I have written often on this subject – here, for instance https://www.artfullyabstractedblog.com/post/don-t-look-for-look-passively - and I will remind my readers once again that, with abstract art, we need to lay ourselves open to absorption, to receiving the intrinsic beauty of a painting without following tangible suggestions towards it. As one of my readers wrote, in response to the article linked above, such an exploration is a very 'freeing' one.

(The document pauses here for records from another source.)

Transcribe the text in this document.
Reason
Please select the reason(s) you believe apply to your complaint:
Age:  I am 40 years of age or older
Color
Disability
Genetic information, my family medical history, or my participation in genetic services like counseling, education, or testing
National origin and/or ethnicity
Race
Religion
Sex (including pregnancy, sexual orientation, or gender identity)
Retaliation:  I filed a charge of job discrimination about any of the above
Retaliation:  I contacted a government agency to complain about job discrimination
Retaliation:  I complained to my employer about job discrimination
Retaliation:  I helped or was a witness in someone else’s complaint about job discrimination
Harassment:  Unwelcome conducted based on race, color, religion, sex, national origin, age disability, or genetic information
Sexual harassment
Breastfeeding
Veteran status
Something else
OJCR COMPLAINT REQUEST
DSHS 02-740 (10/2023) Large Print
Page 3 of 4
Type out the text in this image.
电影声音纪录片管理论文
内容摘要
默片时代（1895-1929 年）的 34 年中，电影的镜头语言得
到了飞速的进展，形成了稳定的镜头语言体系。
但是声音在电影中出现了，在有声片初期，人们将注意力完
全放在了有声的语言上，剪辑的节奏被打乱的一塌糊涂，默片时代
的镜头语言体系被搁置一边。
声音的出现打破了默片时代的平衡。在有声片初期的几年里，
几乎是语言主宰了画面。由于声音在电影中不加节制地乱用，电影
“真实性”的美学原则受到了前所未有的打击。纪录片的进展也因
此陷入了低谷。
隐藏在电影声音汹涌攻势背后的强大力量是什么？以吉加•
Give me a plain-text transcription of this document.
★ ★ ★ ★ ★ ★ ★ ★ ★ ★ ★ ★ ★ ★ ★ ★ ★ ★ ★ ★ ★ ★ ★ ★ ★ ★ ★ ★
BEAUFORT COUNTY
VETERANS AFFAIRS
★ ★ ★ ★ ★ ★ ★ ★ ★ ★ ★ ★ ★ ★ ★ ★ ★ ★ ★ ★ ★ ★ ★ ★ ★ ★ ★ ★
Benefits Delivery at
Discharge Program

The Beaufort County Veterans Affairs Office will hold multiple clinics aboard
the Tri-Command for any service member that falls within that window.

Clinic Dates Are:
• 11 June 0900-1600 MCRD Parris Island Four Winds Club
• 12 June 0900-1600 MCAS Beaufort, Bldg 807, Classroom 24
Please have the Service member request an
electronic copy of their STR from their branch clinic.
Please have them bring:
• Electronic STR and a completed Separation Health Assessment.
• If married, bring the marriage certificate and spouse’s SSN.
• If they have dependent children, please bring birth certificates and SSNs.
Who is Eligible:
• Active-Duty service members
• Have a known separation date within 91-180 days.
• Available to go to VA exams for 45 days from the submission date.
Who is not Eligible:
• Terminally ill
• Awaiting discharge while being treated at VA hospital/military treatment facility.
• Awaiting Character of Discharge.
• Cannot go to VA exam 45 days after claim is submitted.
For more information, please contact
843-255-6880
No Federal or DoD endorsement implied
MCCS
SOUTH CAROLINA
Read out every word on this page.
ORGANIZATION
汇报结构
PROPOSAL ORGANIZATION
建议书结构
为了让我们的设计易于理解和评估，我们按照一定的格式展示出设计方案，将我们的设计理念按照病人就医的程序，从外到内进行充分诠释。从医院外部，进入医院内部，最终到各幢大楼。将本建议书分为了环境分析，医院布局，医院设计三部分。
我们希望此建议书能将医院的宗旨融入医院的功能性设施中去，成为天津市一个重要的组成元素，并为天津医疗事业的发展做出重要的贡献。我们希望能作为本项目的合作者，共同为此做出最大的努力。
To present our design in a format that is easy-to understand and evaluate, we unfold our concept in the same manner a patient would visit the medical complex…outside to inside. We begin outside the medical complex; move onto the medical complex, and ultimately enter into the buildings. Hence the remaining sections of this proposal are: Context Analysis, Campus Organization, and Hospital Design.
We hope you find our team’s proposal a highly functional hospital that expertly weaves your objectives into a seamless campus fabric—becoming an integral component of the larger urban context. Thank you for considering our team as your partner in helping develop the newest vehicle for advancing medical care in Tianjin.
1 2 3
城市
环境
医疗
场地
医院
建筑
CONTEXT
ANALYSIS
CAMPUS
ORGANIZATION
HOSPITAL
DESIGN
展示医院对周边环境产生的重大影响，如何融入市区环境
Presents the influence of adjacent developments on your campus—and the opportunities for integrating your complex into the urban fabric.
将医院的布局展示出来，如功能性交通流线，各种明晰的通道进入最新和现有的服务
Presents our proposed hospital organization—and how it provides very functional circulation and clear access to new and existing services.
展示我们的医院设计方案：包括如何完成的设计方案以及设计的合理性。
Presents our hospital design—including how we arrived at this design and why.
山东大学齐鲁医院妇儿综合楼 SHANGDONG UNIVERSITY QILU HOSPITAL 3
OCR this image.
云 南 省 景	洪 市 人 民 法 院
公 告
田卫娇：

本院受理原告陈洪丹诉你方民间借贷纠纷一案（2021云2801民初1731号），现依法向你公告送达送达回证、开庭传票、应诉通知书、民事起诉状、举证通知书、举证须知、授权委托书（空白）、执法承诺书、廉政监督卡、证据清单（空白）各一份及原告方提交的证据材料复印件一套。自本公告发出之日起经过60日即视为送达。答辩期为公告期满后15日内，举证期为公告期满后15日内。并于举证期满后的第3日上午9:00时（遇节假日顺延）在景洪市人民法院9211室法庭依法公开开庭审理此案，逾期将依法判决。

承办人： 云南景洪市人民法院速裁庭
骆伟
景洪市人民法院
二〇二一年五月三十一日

I walked out of the gym today through the beautiful park in the town where I live contemplating an apparent desire in some people, to discover representational (and ultimately finite) meaning in philosophically flowing, abstract, evanescent and metaphysical things. 'In the mood', I decided to gaze into the lush avenue of lime trees above me, convinced that, as soon as I did so, I would see a sign, a symbol!
How right I was! Directly above me, the pleached glory of the fecund spring boughs had arranged themselves into a perfect, leafy love-heart above my head. This surely meant that Summer 2024 would be the summer of love for me!
Only joking about what I saw in the trees!
If you know me even only superficially, you will know me much better than that; you will know that I am fine with such a scenario not being so!
There was the 'sign' though, clear and resplendent – how puzzling!
I trust that the preceding irony is not lost on my readers. Mightily relieved, two steps later I saw that the blinding revelation had evaporated and, reinforced, I could focus once more on the intrinsic majesty of the soft, young, arching leaves.
I needed no more. I never need more.
As in nature, so it is in art. The lapping, verdant branches of a noble, ancient tree above us hold no meaning apart from their natural grandeur; and that meaning is immense, limitless.
Schubert's final, miraculous piano sonata is a glory of human creation in itself. We can look at the hardship of Schubert's life and his premature death and contemplate its possible, even probable, impact on the music; but really all we need is the music alone, a creation that ranks as one of the most supreme that we know.
I once heard Jeremy Siepmann describe a historically anachronistic but artistically sublime performance of a Scarlatti Sonata by the great pianist Emil Gilels as demonstrating “musical truth”, despite its disregard for period veracity. How right he was, and how absolutely I believe we need to look at all art in a similar way. Surely, Truth is what we seek.
In Rolf Peter Kahl's 2016 film BEDWAYS (don't watch it if you are easily offended, and don't say I told you to!) the actress booked to perform in the 'film-within-a-film' asks “what is all this about?”
The answer offered by the director of the film-within-a-film is “I don't know yet. That's what we're trying to discover.”
I know this article has travelled a little distance beyond King Charles' sausage-fingers and whether or not the Illuminati are at play in his recent portrait but, ultimately, I merely wanted to highlight some of the dangers of 'reading things into things'.
“When one eye is fixed upon your destination, there is only one eye left to find the way”. (Ancient Japanese proverb).